Seems like NORP might be worth ruling out also. At this point I am starting to wonder if it is less about NLP labels we don't care about, and more about the few we DO care about. Interestingly, the first appearance of a topic that feels "trivial" in nature is "The Clue Crew" with 357 occurrences in questions.
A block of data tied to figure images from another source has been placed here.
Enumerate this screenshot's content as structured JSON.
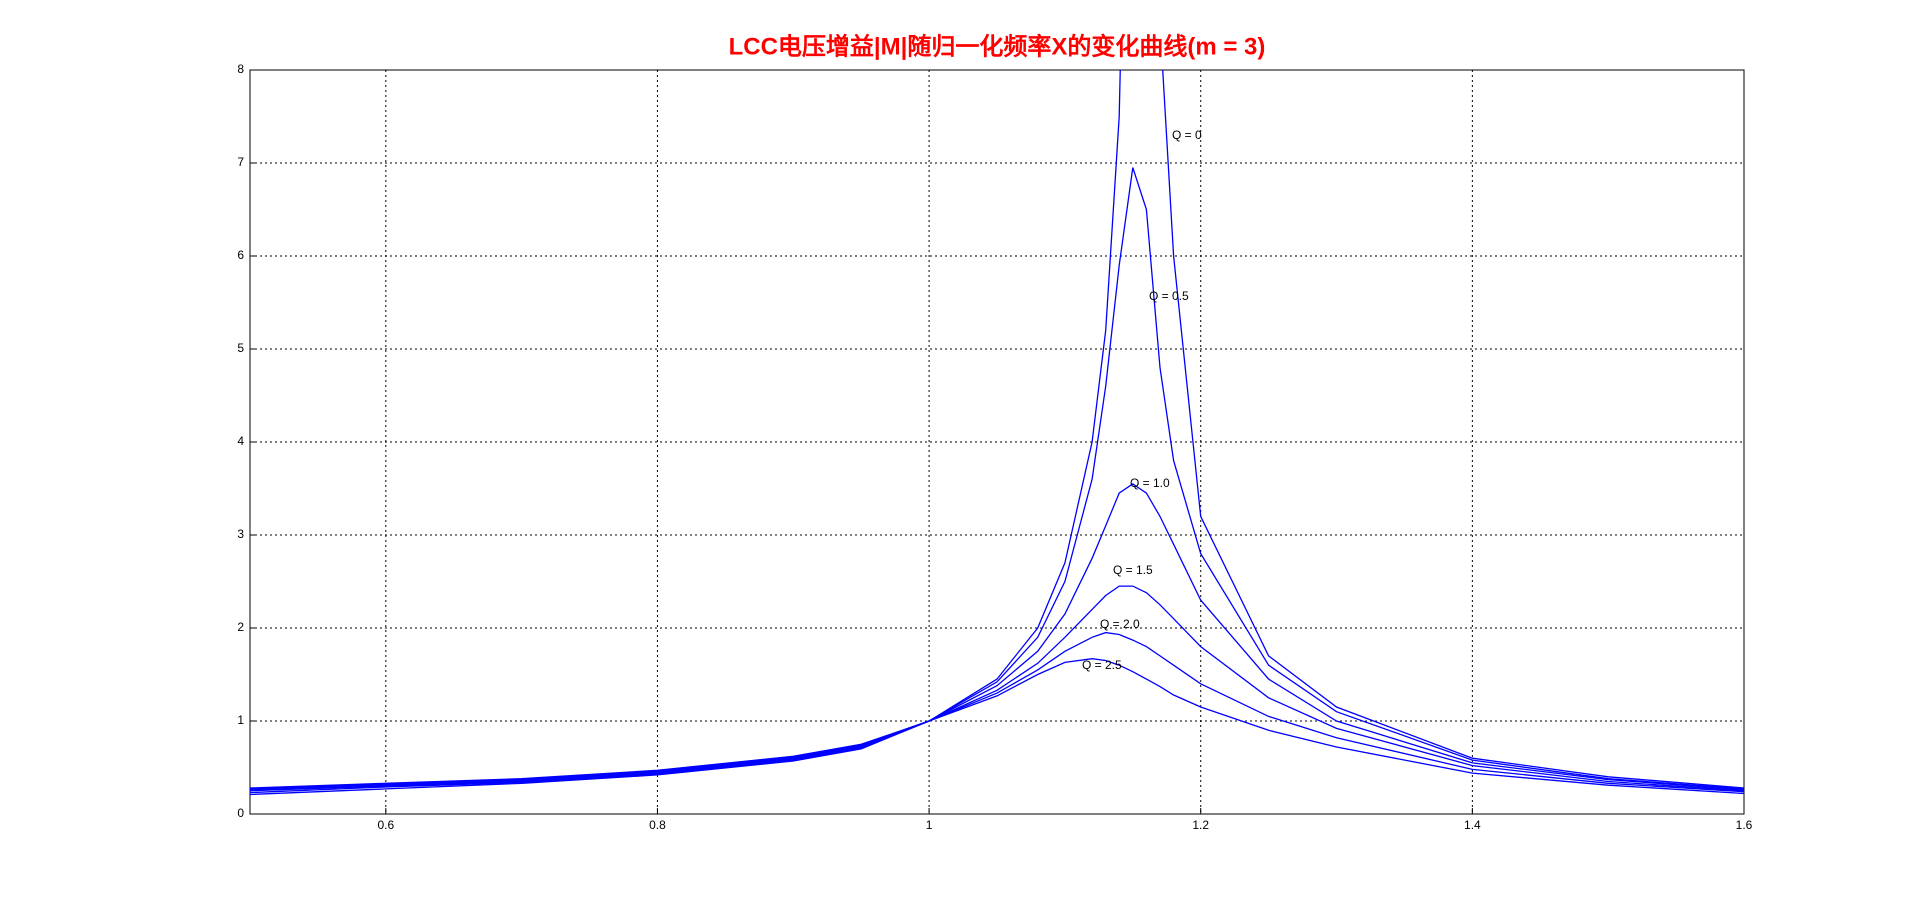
{
  "chart_data": {
    "type": "line",
    "title": "LCC电压增益|M|随归一化频率X的变化曲线(m = 3)",
    "x": [
      0.5,
      0.6,
      0.7,
      0.8,
      0.9,
      0.95,
      1.0,
      1.05,
      1.08,
      1.1,
      1.12,
      1.13,
      1.14,
      1.15,
      1.16,
      1.17,
      1.18,
      1.2,
      1.25,
      1.3,
      1.4,
      1.5,
      1.6
    ],
    "series": [
      {
        "name": "Q = 0",
        "color": "#0000ff",
        "values": [
          0.28,
          0.33,
          0.38,
          0.47,
          0.62,
          0.75,
          1,
          1.45,
          2.0,
          2.7,
          4.0,
          5.2,
          7.5,
          14,
          14,
          8.5,
          6.0,
          3.2,
          1.7,
          1.15,
          0.6,
          0.4,
          0.28
        ]
      },
      {
        "name": "Q = 0.5",
        "color": "#0000ff",
        "values": [
          0.27,
          0.32,
          0.37,
          0.46,
          0.61,
          0.74,
          1,
          1.42,
          1.9,
          2.5,
          3.6,
          4.6,
          5.9,
          6.95,
          6.5,
          4.8,
          3.8,
          2.8,
          1.6,
          1.1,
          0.58,
          0.38,
          0.27
        ]
      },
      {
        "name": "Q = 1.0",
        "color": "#0000ff",
        "values": [
          0.26,
          0.31,
          0.36,
          0.45,
          0.6,
          0.73,
          1,
          1.38,
          1.75,
          2.15,
          2.75,
          3.1,
          3.45,
          3.55,
          3.45,
          3.2,
          2.9,
          2.3,
          1.45,
          1.0,
          0.55,
          0.37,
          0.26
        ]
      },
      {
        "name": "Q = 1.5",
        "color": "#0000ff",
        "values": [
          0.25,
          0.3,
          0.35,
          0.44,
          0.59,
          0.72,
          1,
          1.33,
          1.62,
          1.9,
          2.2,
          2.35,
          2.45,
          2.45,
          2.38,
          2.25,
          2.1,
          1.8,
          1.25,
          0.92,
          0.52,
          0.35,
          0.25
        ]
      },
      {
        "name": "Q = 2.0",
        "color": "#0000ff",
        "values": [
          0.23,
          0.29,
          0.34,
          0.43,
          0.58,
          0.71,
          1,
          1.3,
          1.55,
          1.75,
          1.9,
          1.95,
          1.93,
          1.87,
          1.8,
          1.7,
          1.6,
          1.4,
          1.05,
          0.82,
          0.48,
          0.33,
          0.24
        ]
      },
      {
        "name": "Q = 2.5",
        "color": "#0000ff",
        "values": [
          0.21,
          0.27,
          0.33,
          0.42,
          0.57,
          0.7,
          1,
          1.27,
          1.5,
          1.63,
          1.67,
          1.65,
          1.6,
          1.53,
          1.45,
          1.37,
          1.28,
          1.15,
          0.9,
          0.72,
          0.44,
          0.31,
          0.22
        ]
      }
    ],
    "xlim": [
      0.5,
      1.6
    ],
    "xticks": [
      0.6,
      0.8,
      1,
      1.2,
      1.4,
      1.6
    ],
    "ylim": [
      0,
      8
    ],
    "yticks": [
      0,
      1,
      2,
      3,
      4,
      5,
      6,
      7,
      8
    ],
    "grid": true
  }
}
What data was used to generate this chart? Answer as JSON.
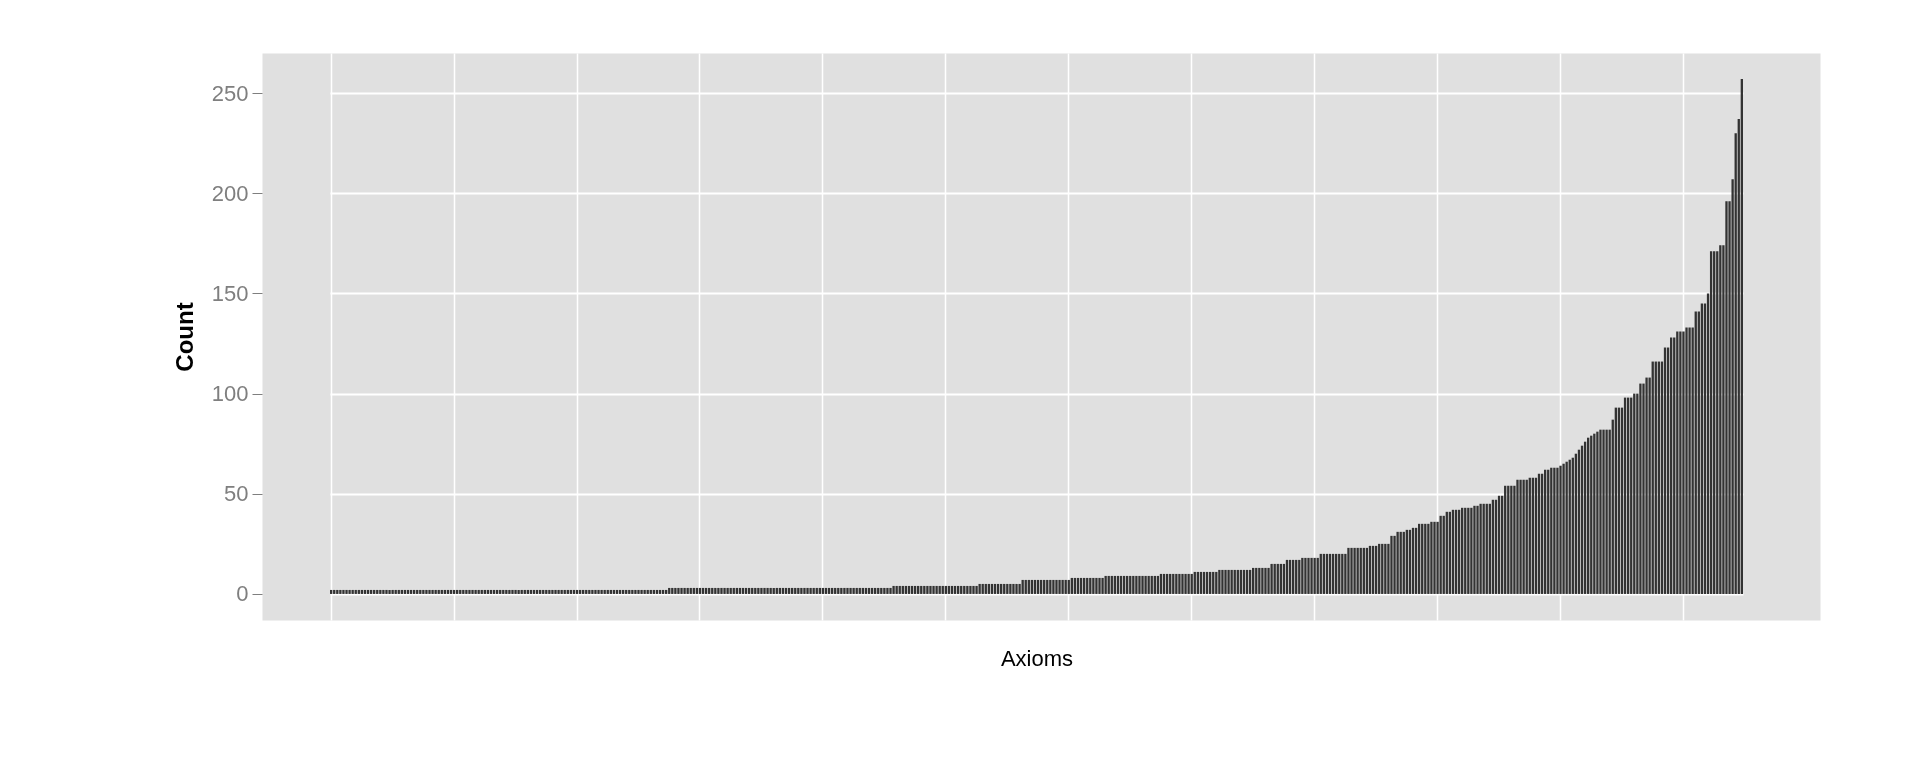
{
  "chart_data": {
    "type": "bar",
    "xlabel": "Axioms",
    "ylabel": "Count",
    "color": "#333333",
    "ylim": [
      -13,
      270
    ],
    "yticks": [
      0,
      50,
      100,
      150,
      200,
      250
    ],
    "grid": true,
    "tick_labels": "y",
    "categories": [
      null,
      null,
      null,
      null,
      null,
      null,
      null,
      null,
      null,
      null,
      null,
      null,
      null,
      null,
      null,
      null,
      null,
      null,
      null,
      null,
      null,
      null,
      null,
      null,
      null,
      null,
      null,
      null,
      null,
      null,
      null,
      null,
      null,
      null,
      null,
      null,
      null,
      null,
      null,
      null,
      null,
      null,
      null,
      null,
      null,
      null,
      null,
      null,
      null,
      null,
      null,
      null,
      null,
      null,
      null,
      null,
      null,
      null,
      null,
      null,
      null,
      null,
      null,
      null,
      null,
      null,
      null,
      null,
      null,
      null,
      null,
      null,
      null,
      null,
      null,
      null,
      null,
      null,
      null,
      null,
      null,
      null,
      null,
      null,
      null,
      null,
      null,
      null,
      null,
      null,
      null,
      null,
      null,
      null,
      null,
      null,
      null,
      null,
      null,
      null,
      null,
      null,
      null,
      null,
      null,
      null,
      null,
      null,
      null,
      null,
      null,
      null,
      null,
      null,
      null,
      null,
      null,
      null,
      null,
      null,
      null,
      null,
      null,
      null,
      null,
      null,
      null,
      null,
      null,
      null,
      null,
      null,
      null,
      null,
      null,
      null,
      null,
      null,
      null,
      null,
      null,
      null,
      null,
      null,
      null,
      null,
      null,
      null,
      null,
      null,
      null,
      null,
      null,
      null,
      null,
      null,
      null,
      null,
      null,
      null,
      null,
      null,
      null,
      null,
      null,
      null,
      null,
      null,
      null,
      null,
      null,
      null,
      null,
      null,
      null,
      null,
      null,
      null,
      null,
      null,
      null,
      null,
      null,
      null,
      null,
      null,
      null,
      null,
      null,
      null,
      null,
      null,
      null,
      null,
      null,
      null,
      null,
      null,
      null,
      null,
      null,
      null,
      null,
      null,
      null,
      null,
      null,
      null,
      null,
      null,
      null,
      null,
      null,
      null,
      null,
      null,
      null,
      null,
      null,
      null,
      null,
      null,
      null,
      null,
      null,
      null,
      null,
      null,
      null,
      null,
      null,
      null,
      null,
      null,
      null,
      null,
      null,
      null,
      null,
      null,
      null,
      null,
      null,
      null,
      null,
      null,
      null,
      null,
      null,
      null,
      null,
      null,
      null,
      null,
      null,
      null,
      null,
      null,
      null,
      null,
      null,
      null,
      null,
      null,
      null,
      null,
      null,
      null,
      null,
      null,
      null,
      null,
      null,
      null,
      null,
      null,
      null,
      null,
      null,
      null,
      null,
      null,
      null,
      null,
      null,
      null,
      null,
      null,
      null,
      null,
      null,
      null,
      null,
      null,
      null,
      null,
      null,
      null,
      null,
      null,
      null,
      null,
      null,
      null,
      null,
      null,
      null,
      null,
      null,
      null,
      null,
      null,
      null,
      null,
      null,
      null,
      null,
      null,
      null,
      null,
      null,
      null,
      null,
      null,
      null,
      null,
      null,
      null,
      null,
      null,
      null,
      null,
      null,
      null,
      null,
      null,
      null,
      null,
      null,
      null,
      null,
      null,
      null,
      null,
      null,
      null,
      null,
      null,
      null,
      null,
      null,
      null,
      null,
      null,
      null,
      null,
      null,
      null,
      null,
      null,
      null,
      null,
      null,
      null,
      null,
      null,
      null,
      null,
      null,
      null,
      null,
      null,
      null,
      null,
      null,
      null,
      null,
      null,
      null,
      null,
      null,
      null,
      null,
      null,
      null,
      null,
      null,
      null,
      null,
      null,
      null,
      null,
      null,
      null,
      null,
      null,
      null,
      null,
      null,
      null,
      null,
      null,
      null,
      null,
      null,
      null,
      null,
      null,
      null,
      null,
      null,
      null,
      null,
      null,
      null,
      null,
      null,
      null,
      null,
      null,
      null,
      null,
      null,
      null,
      null,
      null,
      null,
      null,
      null,
      null,
      null,
      null,
      null,
      null,
      null,
      null,
      null,
      null,
      null,
      null,
      null,
      null,
      null,
      null,
      null,
      null,
      null,
      null,
      null,
      null,
      null,
      null,
      null,
      null,
      null,
      null,
      null,
      null,
      null,
      null
    ],
    "values": [
      2,
      2,
      2,
      2,
      2,
      2,
      2,
      2,
      2,
      2,
      2,
      2,
      2,
      2,
      2,
      2,
      2,
      2,
      2,
      2,
      2,
      2,
      2,
      2,
      2,
      2,
      2,
      2,
      2,
      2,
      2,
      2,
      2,
      2,
      2,
      2,
      2,
      2,
      2,
      2,
      2,
      2,
      2,
      2,
      2,
      2,
      2,
      2,
      2,
      2,
      2,
      2,
      2,
      2,
      2,
      2,
      2,
      2,
      2,
      2,
      2,
      2,
      2,
      2,
      2,
      2,
      2,
      2,
      2,
      2,
      2,
      2,
      2,
      2,
      2,
      2,
      2,
      2,
      2,
      2,
      2,
      2,
      2,
      2,
      2,
      2,
      2,
      2,
      2,
      2,
      2,
      2,
      2,
      2,
      2,
      2,
      2,
      2,
      2,
      2,
      2,
      2,
      2,
      2,
      2,
      2,
      2,
      2,
      2,
      2,
      3,
      3,
      3,
      3,
      3,
      3,
      3,
      3,
      3,
      3,
      3,
      3,
      3,
      3,
      3,
      3,
      3,
      3,
      3,
      3,
      3,
      3,
      3,
      3,
      3,
      3,
      3,
      3,
      3,
      3,
      3,
      3,
      3,
      3,
      3,
      3,
      3,
      3,
      3,
      3,
      3,
      3,
      3,
      3,
      3,
      3,
      3,
      3,
      3,
      3,
      3,
      3,
      3,
      3,
      3,
      3,
      3,
      3,
      3,
      3,
      3,
      3,
      3,
      3,
      3,
      3,
      3,
      3,
      3,
      3,
      3,
      3,
      3,
      4,
      4,
      4,
      4,
      4,
      4,
      4,
      4,
      4,
      4,
      4,
      4,
      4,
      4,
      4,
      4,
      4,
      4,
      4,
      4,
      4,
      4,
      4,
      4,
      4,
      4,
      4,
      4,
      5,
      5,
      5,
      5,
      5,
      5,
      5,
      5,
      5,
      5,
      5,
      5,
      5,
      5,
      7,
      7,
      7,
      7,
      7,
      7,
      7,
      7,
      7,
      7,
      7,
      7,
      7,
      7,
      7,
      7,
      8,
      8,
      8,
      8,
      8,
      8,
      8,
      8,
      8,
      8,
      8,
      9,
      9,
      9,
      9,
      9,
      9,
      9,
      9,
      9,
      9,
      9,
      9,
      9,
      9,
      9,
      9,
      9,
      9,
      10,
      10,
      10,
      10,
      10,
      10,
      10,
      10,
      10,
      10,
      10,
      11,
      11,
      11,
      11,
      11,
      11,
      11,
      11,
      12,
      12,
      12,
      12,
      12,
      12,
      12,
      12,
      12,
      12,
      12,
      13,
      13,
      13,
      13,
      13,
      13,
      15,
      15,
      15,
      15,
      15,
      17,
      17,
      17,
      17,
      17,
      18,
      18,
      18,
      18,
      18,
      18,
      20,
      20,
      20,
      20,
      20,
      20,
      20,
      20,
      20,
      23,
      23,
      23,
      23,
      23,
      23,
      23,
      24,
      24,
      24,
      25,
      25,
      25,
      25,
      29,
      29,
      31,
      31,
      31,
      32,
      32,
      33,
      33,
      35,
      35,
      35,
      35,
      36,
      36,
      36,
      39,
      39,
      41,
      41,
      42,
      42,
      42,
      43,
      43,
      43,
      43,
      44,
      44,
      45,
      45,
      45,
      45,
      47,
      47,
      49,
      49,
      54,
      54,
      54,
      54,
      57,
      57,
      57,
      57,
      58,
      58,
      58,
      60,
      60,
      62,
      62,
      63,
      63,
      63,
      64,
      65,
      66,
      67,
      68,
      70,
      72,
      74,
      76,
      78,
      79,
      80,
      81,
      82,
      82,
      82,
      82,
      87,
      93,
      93,
      93,
      98,
      98,
      98,
      100,
      100,
      105,
      105,
      108,
      108,
      116,
      116,
      116,
      116,
      123,
      123,
      128,
      128,
      131,
      131,
      131,
      133,
      133,
      133,
      141,
      141,
      145,
      145,
      150,
      171,
      171,
      171,
      174,
      174,
      196,
      196,
      207,
      230,
      237,
      257
    ]
  }
}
Let's take a look at those results and see how it is labeled. "The Clue Crew", obviously the group from the Nancy Drew childrens book series, is labeld as an "ORG". Logically seems like if we care about organizations, we also care about people.

In [52]:
import mysql.connector

mydb = mysql.connector.connect(
  host="localhost",
  user="service",
  password="jeopardy!",
)

cursor = mydb.cursor()
cursor.execute(
    "SELECT named_entity.name, COUNT(*) FROM jeapordy_questions.question_named_entity " + 
    "LEFT JOIN jeapordy_questions.named_entity " +
    "ON jeapordy_questions.question_named_entity.named_entity = jeapordy_questions.named_entity.name " +
    "WHERE jeapordy_questions.named_entity.type = 'ORG' OR jeapordy_questions.named_entity.type = 'PERSON'" +
    "GROUP BY named_entity ORDER BY COUNT(*) DESC LIMIT 10;")

for r in cursor:
    print(str(r))

cursor.close()

('congress', 388)
('nyc', 359)
('the clue crew', 357)
('shakespeare', 287)
('jesus', 274)
('senate', 257)
('sarah', 232)
('house', 220)
('nba', 219)
('john', 210)


True

By merging our two queries together, paying attention to occurrences of entities by name as long as their label is either a person or an organization, we can quickly see that a student of the game (or any well-rounded individual I suppose) would benefit by reading up on the U.S. Congress, the city of new york, Nancy Drew, Shakespeare, and Jesus.